2 December 2025
If you are covering Nationwide's latest house price index, please see the following comment from Karen Noye, mortgage expert at Quilter:
Nationwide HPI shows house prices rose by around 0.3% this month, but left annual growth slightly lower at 1.8%. This reflects a market that has been treading water. Most of November was dominated by budget rumours and many buyers simply waited to see what the Chancellor would do. The confirmation of a mansion tax will matter most to the top end, but the speculation alone about what might have appeared in the budget had already stalled decisions.

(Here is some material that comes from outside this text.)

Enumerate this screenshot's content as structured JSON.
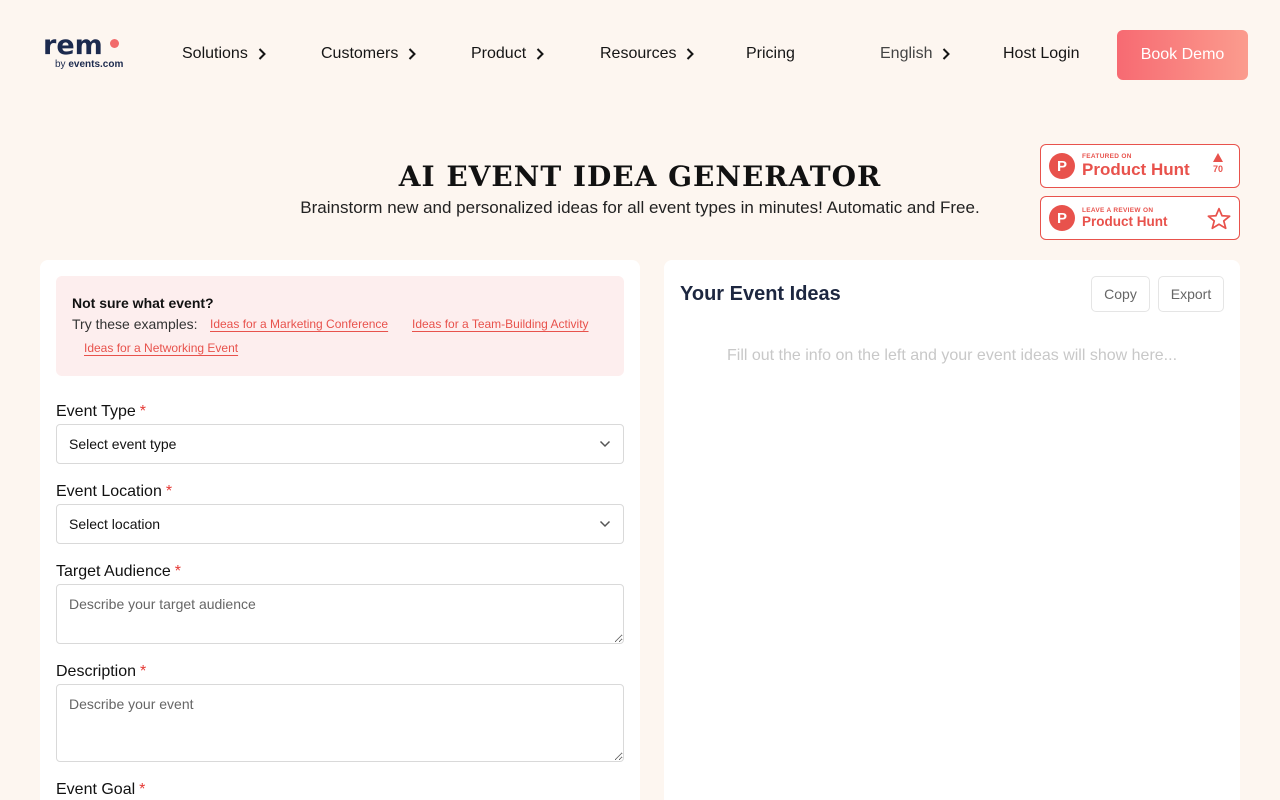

With the budget out of the way, the focus now shifts back to interest rates. Inflation is easing and markets think a December rate cut is a possibility. Even if the Bank of England holds off until the new year, expectations of lower rates have already fed into swaps and lenders have started to trim fixed-rate mortgages. Any fall in borrowing costs is crucial for first time buyers who are still facing the toughest affordability conditions in years.
Former owner occupiers with more equity behind them are in a slightly stronger position, but this group also slowed activity during the budget standstill. Confidence will depend heavily on how mortgage rates behave over the next few weeks.
New build prices remain softer as developers continue to use incentives to secure sales, while existing homes have held their ground more firmly, albeit with lower transaction volumes.
Overall, this is still a market that is stable but subdued. The removal of budget uncertainty helps, but buyers will only return in greater numbers if mortgage rates continue to drift down. If inflation keeps falling and lenders sharpen pricing further, we could see activity pick up in the new year, but a rapid rebound is unlikely.